Ainsi, le schéma de 98 souligne que

se dessine une nouvelle professionnalité enseignante, plus riche, associant un haut niveau de connaissances académiques, une compétence affirmée à la gestion de situations multiples et complexes, intégrant capacités didactiques, gestion de l’hétérogénéité, nouvelles technologies de l’information et de la communication, travail au sein d’équipes pédagogiques, prise en compte de la complexité et de l’incertitude, réflexion éthique et sens des valeurs

SPN98, p 38

Le développement des compétences (même si le terme n’est utilisé qu’au singulier[13]), dans un lien assez timide avec l’Université (qui semble réduit à « Renforcer les liaisons entre enseignement technique agricole et enseignement supérieur » (SPN98, p. 39)), s’inscrit dans la logique des politiques de professionnalisation. Il s’agira d’ailleurs, rapidement, de mettre à niveau les enseignants en poste : « la formation continue des enseignants revêt un caractère de particulière nécessité qui doit être reconnu par l’allocation des moyens indispensables à son bon fonctionnement » (SPN98, p 38).

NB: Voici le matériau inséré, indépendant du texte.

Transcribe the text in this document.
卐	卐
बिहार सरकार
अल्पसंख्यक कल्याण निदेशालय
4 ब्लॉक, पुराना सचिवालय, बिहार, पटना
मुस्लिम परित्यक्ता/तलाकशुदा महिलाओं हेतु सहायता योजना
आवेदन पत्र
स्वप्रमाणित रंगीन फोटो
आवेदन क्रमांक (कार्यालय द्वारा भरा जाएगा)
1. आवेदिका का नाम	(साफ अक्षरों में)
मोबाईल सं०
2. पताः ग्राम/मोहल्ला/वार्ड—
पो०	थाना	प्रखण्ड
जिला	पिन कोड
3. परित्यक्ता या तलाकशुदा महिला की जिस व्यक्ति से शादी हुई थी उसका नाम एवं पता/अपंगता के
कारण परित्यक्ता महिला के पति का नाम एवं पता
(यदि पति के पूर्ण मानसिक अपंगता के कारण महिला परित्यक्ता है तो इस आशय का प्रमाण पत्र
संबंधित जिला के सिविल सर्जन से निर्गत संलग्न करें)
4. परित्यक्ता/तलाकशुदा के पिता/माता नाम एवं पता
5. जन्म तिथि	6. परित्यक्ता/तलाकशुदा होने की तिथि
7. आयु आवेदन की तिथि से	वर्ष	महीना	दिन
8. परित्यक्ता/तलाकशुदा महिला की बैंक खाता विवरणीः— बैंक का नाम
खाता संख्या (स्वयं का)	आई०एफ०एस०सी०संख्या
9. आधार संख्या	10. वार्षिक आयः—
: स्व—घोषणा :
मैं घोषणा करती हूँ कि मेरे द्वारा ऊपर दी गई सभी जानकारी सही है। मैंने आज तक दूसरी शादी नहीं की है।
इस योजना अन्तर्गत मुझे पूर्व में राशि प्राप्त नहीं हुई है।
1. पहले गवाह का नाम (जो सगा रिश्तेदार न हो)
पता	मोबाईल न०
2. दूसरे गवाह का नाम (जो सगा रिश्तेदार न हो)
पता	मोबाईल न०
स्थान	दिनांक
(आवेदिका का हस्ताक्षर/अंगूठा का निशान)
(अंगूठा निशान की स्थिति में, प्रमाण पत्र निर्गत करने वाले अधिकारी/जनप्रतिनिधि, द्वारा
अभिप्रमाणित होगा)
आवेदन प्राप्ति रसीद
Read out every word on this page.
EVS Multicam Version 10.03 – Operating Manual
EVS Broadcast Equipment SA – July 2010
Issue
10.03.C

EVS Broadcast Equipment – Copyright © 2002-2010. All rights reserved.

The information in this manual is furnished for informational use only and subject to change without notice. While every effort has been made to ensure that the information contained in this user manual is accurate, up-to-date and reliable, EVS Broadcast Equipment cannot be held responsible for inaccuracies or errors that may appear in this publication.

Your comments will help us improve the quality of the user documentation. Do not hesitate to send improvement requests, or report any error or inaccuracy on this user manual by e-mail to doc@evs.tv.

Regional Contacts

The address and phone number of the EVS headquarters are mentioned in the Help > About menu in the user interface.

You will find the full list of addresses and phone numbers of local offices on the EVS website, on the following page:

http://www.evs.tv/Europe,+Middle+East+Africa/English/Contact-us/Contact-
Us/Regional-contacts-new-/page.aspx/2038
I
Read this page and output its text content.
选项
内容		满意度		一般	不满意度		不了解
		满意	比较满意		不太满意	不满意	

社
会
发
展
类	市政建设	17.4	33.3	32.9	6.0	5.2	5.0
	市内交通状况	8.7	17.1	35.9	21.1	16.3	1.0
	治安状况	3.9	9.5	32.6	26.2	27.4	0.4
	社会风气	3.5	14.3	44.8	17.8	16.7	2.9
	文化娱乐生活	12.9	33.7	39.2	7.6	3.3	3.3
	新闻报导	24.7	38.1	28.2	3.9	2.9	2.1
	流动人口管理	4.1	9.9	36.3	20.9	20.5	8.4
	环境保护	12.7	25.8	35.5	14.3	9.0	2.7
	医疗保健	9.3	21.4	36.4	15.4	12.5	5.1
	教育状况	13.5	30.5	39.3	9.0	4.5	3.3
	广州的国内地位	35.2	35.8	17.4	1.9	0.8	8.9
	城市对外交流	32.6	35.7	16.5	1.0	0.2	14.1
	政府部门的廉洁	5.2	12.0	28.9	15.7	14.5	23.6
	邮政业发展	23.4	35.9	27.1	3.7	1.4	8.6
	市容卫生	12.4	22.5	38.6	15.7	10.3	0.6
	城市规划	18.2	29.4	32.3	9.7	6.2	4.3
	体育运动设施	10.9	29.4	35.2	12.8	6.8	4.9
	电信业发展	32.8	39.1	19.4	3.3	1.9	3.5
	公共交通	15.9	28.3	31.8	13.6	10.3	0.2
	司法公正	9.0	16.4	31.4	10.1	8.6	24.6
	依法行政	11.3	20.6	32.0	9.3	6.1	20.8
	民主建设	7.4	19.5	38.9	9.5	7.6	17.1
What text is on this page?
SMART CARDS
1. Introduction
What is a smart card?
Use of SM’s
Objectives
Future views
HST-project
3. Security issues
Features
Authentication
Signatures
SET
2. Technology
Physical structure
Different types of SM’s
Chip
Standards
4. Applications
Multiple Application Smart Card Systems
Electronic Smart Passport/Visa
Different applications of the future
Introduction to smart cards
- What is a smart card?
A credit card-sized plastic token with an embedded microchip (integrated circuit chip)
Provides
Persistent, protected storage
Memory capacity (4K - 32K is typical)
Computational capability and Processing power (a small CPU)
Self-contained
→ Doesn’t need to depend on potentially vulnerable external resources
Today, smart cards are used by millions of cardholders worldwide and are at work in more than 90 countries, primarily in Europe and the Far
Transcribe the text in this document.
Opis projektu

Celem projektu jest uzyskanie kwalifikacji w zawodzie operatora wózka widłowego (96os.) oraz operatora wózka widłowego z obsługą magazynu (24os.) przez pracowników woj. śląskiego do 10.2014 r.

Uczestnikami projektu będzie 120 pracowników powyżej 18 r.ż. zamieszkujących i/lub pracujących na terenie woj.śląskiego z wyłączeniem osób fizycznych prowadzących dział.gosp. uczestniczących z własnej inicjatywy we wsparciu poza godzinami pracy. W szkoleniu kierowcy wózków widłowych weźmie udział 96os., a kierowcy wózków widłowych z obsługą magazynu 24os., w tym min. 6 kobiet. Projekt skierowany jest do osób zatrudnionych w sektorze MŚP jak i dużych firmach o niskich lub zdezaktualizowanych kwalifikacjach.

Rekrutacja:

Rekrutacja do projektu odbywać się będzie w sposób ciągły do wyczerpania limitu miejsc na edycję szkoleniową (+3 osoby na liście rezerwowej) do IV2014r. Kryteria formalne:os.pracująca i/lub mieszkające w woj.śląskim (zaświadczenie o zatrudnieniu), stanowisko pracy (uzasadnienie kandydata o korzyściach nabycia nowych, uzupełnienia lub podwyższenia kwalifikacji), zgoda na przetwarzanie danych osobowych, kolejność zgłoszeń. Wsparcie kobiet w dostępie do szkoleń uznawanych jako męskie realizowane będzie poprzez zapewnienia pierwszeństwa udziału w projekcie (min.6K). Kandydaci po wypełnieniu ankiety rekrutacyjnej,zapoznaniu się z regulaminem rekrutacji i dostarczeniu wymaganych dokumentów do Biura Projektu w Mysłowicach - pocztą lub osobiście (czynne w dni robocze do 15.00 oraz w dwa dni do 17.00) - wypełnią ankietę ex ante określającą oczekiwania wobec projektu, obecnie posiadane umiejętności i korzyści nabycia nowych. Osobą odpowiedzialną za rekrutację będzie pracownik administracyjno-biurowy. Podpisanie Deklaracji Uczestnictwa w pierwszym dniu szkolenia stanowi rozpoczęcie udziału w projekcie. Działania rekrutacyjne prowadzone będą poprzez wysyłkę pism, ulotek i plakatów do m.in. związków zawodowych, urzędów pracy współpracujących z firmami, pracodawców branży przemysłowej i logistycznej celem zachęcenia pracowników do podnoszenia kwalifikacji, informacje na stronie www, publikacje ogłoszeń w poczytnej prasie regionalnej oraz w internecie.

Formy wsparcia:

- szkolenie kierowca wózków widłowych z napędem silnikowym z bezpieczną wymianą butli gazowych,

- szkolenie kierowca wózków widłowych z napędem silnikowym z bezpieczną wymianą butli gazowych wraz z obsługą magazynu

Les prescriptions relatives à la formation et au travail des enseignants

La charge d’activités des enseignants augmente avec notamment deux nouvelles obligations :

  • celle d’une flexibilité géographique : « les professeurs de lycée professionnel agricole qui ne peuvent assurer la totalité de leur service hebdomadaire dans l’établissement public d’enseignement dans lequel ils sont affectés peuvent être amenés à le compléter dans un autre établissement public d’enseignement. En ce cas, le service hebdomadaire des professeurs de lycée professionnel agricole appelés à enseigner dans deux centres situés dans des communes différentes est diminué d’une heure » ;

  • celle d’accepter un supplément de service : « les professeurs de lycée professionnel agricole peuvent être tenus d’effectuer, dans l’intérêt du service, en sus du service hebdomadaire défini ci-dessus, deux heures supplémentaires hebdomadaires » (décret de 2001 modification statut PLPA).

Apparaissent également les premières compétences attendues : « la liste des compétences que les professeurs, professeurs documentalistes et conseillers principaux d’éducation doivent maîtriser pour l’exercice de leur métier est précisée à l’annexe du présent arrêté » (arrêté de 2013 référentiel des compétences professionnelles des métiers du professorat).

Ces prescriptions attestent certes d’un intérêt nouveau pour le travail enseignant, mais également d’une volonté de plus en plus affirmée de le maîtriser. Notons aussi les prémices d’une logique du contrôle de ce travail enseignant au nom de l’efficacité et de l’intérêt du service.

Synthèse : les années 2000, une logique organisationnelle

L’établissement, qui avait émergé comme niveau important lors de la décennie précédente, devient ici le maillon central et c’est à son niveau que vont s’amorcer les politiques de professionnalisation. La spécificité de l’EAF se prolonge, mais s’émancipe légèrement de l’ancrage du fondement axiologique initial, avec la citoyenneté d’abord (assez habituelle) et même avec l’insertion, pourtant érigée en 5e mission. En effet, l’insertion professionnelle fait écho à l’adaptation et l’adéquation du système au secteur professionnel agricole.

En fait, l’établissement est à présent l’objet de l’essentiel des injonctions. Nous retrouvons, dans une forme réaffirmée, le paradoxe de bénéficier de davantage d’autonomie couplée à davantage de contrôle : d’une part, le projet d’établissement voit son champ de coordination investir ses territoires et, d’autre part, les évaluations se diversifient et se multiplient (allant jusqu’à apprécier la satisfaction des usagers).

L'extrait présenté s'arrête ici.